The prime minister emphasized that the UAE continues to earnestly work on sustainability and climate change, considering it a fundamental and consistent element in its comprehensive and ongoing development journey. 

He stated: “We reviewed the national efforts of the country in the environmental field, which included more than 120 decisions in sustainability, climate change, and the development of our natural resources issued by the council over the past five years.”

Adding: “In 2023 alone, we launched more than 60 new decisions, forming an integrated system of policies, legislation, strategies, and initiatives to enhance the country’s efforts and profile in addressing the world’s participation in mitigating the effects of climate change.”
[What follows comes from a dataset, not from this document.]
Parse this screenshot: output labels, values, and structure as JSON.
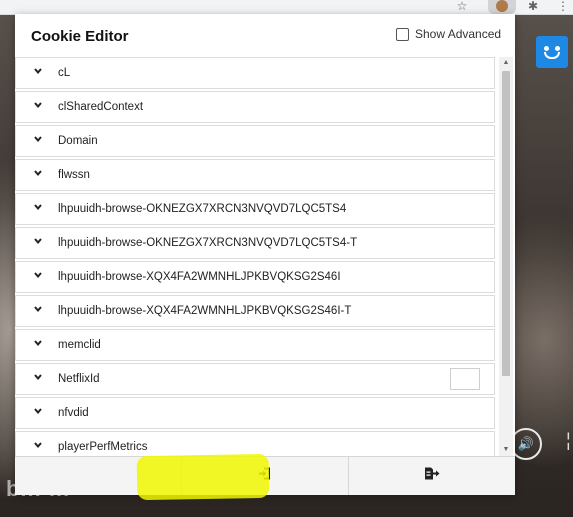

The country achieved a 10 percent reduction in greenhouse gas emissions from 2019 to 2021 and secured the top regional position in the 2022 Environmental Performance Index, jumping 38 positions globally compared to 2018. 

Sheikh Mohammed highlighted that the UAE secured the second position globally in the Energy Transition category of the 2023 Global Green Future Index.

According to him, the UAE has invested over $50 billion in clean energy projects across 70 countries and pledged another $50 billion in the sector over the next decade.